What if our method does not modify the buffer?

Side-Note 4: Export handling of buffers, constants, parameters and inputs

The torch.export/executorch pipeline handles buffers, constants, parameters and inputs differently. During torch.export and to_edge, the graph is functionalized, and any side effects, or values used in the graph are lifted to the graph inputs and outputs.

For Instance:

What was initially:

inputs_embeds = self.embed_tokens(input_ids) * self.embed_scale

After torch.export:

%mul : [num_users=1] = call_function[target=torch.ops.aten.mul.Tensor](args = (%embedding, 22.627416997969522), kwargs = {})

After to_edge:

%aten_mul_tensor : [num_users=1] = call_function[target=torch.ops.aten.mul.out](args = (%aten_embedding_default, %_lifted_tensor_constant29), kwargs = {out: %alloc_2})

At the same time, there is a separate graph signature object. This keeps track of input/output and their behavior. Particularly it will keep track

This causes issues because the export pipeline treats constant buffers and mutable buffers differently.

  1. constant buffers: what is inferred if we access a registered buffer of a pytorch model, but do not modify it.
  2. mutable buffers, what is inferred if we modify a registered buffer.

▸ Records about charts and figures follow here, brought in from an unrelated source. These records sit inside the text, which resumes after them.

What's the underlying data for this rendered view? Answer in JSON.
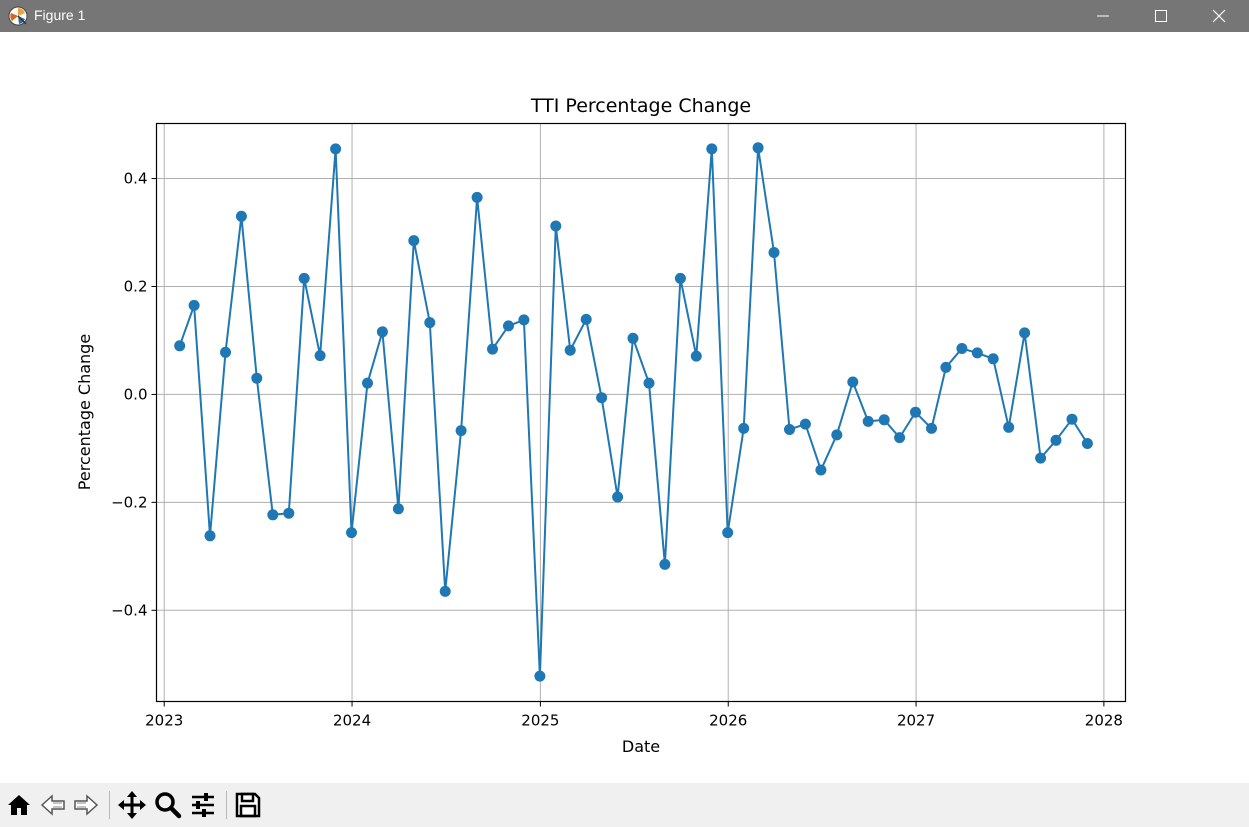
{
  "window": {
    "title": "Figure 1",
    "controls": [
      "minimize-icon",
      "maximize-icon",
      "close-icon"
    ]
  },
  "toolbar": {
    "tools": [
      "home-icon",
      "back-arrow-icon",
      "forward-arrow-icon",
      "pan-icon",
      "zoom-icon",
      "configure-subplots-icon",
      "save-icon"
    ]
  },
  "colors": {
    "line": "#1f77b4",
    "grid": "#b0b0b0",
    "titlebar": "#767676",
    "toolbar": "#f0f0f0"
  },
  "chart_data": {
    "type": "line",
    "title": "TTI Percentage Change",
    "xlabel": "Date",
    "ylabel": "Percentage Change",
    "xlim": [
      "2022-12-17",
      "2028-02-12"
    ],
    "ylim": [
      -0.569,
      0.502
    ],
    "xticks": [
      "2023-01-01",
      "2024-01-01",
      "2025-01-01",
      "2026-01-01",
      "2027-01-01",
      "2028-01-01"
    ],
    "xtick_labels": [
      "2023",
      "2024",
      "2025",
      "2026",
      "2027",
      "2028"
    ],
    "yticks": [
      -0.4,
      -0.2,
      0.0,
      0.2,
      0.4
    ],
    "ytick_labels": [
      "−0.4",
      "−0.2",
      "0.0",
      "0.2",
      "0.4"
    ],
    "grid": true,
    "marker": "circle",
    "series": [
      {
        "color": "#1f77b4",
        "x": [
          "2023-01-31",
          "2023-02-28",
          "2023-03-31",
          "2023-04-30",
          "2023-05-31",
          "2023-06-30",
          "2023-07-31",
          "2023-08-31",
          "2023-09-30",
          "2023-10-31",
          "2023-11-30",
          "2023-12-31",
          "2024-01-31",
          "2024-02-29",
          "2024-03-31",
          "2024-04-30",
          "2024-05-31",
          "2024-06-30",
          "2024-07-31",
          "2024-08-31",
          "2024-09-30",
          "2024-10-31",
          "2024-11-30",
          "2024-12-31",
          "2025-01-31",
          "2025-02-28",
          "2025-03-31",
          "2025-04-30",
          "2025-05-31",
          "2025-06-30",
          "2025-07-31",
          "2025-08-31",
          "2025-09-30",
          "2025-10-31",
          "2025-11-30",
          "2025-12-31",
          "2026-01-31",
          "2026-02-28",
          "2026-03-31",
          "2026-04-30",
          "2026-05-31",
          "2026-06-30",
          "2026-07-31",
          "2026-08-31",
          "2026-09-30",
          "2026-10-31",
          "2026-11-30",
          "2026-12-31",
          "2027-01-31",
          "2027-02-28",
          "2027-03-31",
          "2027-04-30",
          "2027-05-31",
          "2027-06-30",
          "2027-07-31",
          "2027-08-31",
          "2027-09-30",
          "2027-10-31",
          "2027-11-30"
        ],
        "values": [
          0.09,
          0.165,
          -0.262,
          0.078,
          0.33,
          0.03,
          -0.223,
          -0.22,
          0.215,
          0.072,
          0.455,
          -0.256,
          0.021,
          0.116,
          -0.212,
          0.285,
          0.133,
          -0.365,
          -0.067,
          0.365,
          0.084,
          0.127,
          0.138,
          -0.522,
          0.312,
          0.082,
          0.139,
          -0.006,
          -0.19,
          0.104,
          0.021,
          -0.315,
          0.215,
          0.071,
          0.455,
          -0.256,
          -0.063,
          0.457,
          0.263,
          -0.065,
          -0.055,
          -0.14,
          -0.075,
          0.023,
          -0.05,
          -0.047,
          -0.08,
          -0.033,
          -0.063,
          0.05,
          0.085,
          0.077,
          0.066,
          -0.061,
          0.114,
          -0.118,
          -0.085,
          -0.046,
          -0.091
        ]
      }
    ]
  }
}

During the to_edge part of the export process, the method graph of each exported method is analyzed and the registered buffer inputs are classified as constants, or mutations.

If they are determined to be constant, their values will be pulled from some memory location inside the pte, or an externally provided file. In either case this is not what we want, because while a particular method does not modify the buffer, other methods might.

Handling this properly would involve digging around in the to_edge export process, possibly adding an additional buffer type, and having a generally painful day.

So we can do the stupid thing, and make sure that in all of our exported methods we modify the buffer.

Specifically, after exporting a model that uses a shared buffer cache we add a copy operation at the start of the graph that is equivalent to:

def get_cache(self, x):
    self.cache.copy_(self.cache) # we auto-add this operation in.
    x.copy_(self.cache)
    return None

This is obviously idiotic, and pointless, since the value of cache has clearly not changed. However for our purposes, to_edge looks at this and sees that cache is a mutable buffer, which is marked appropriately in the graph signature. Additionally because figuring out if a buffer gets mutated is hard, we do this for all our methods, even methods like:

def set_cache(self, x):
    self.cache.copy_(x) # auto added in, even though we were already mutating self.cache
    self.cache.copy_(x)

After to_edge, we go through the graph and remove any copy operation where both the source and target are the same location, which also in our shared buffer list.

Finally, For get_cache(), fact that we have mutated the cache value is no longer in the graph. However it does remain in the graph signature, and in the final stage of export copies to buffers are added back in, as long as they are not pointing to themselves.

Now all methods will have the same internal buffer structure for export.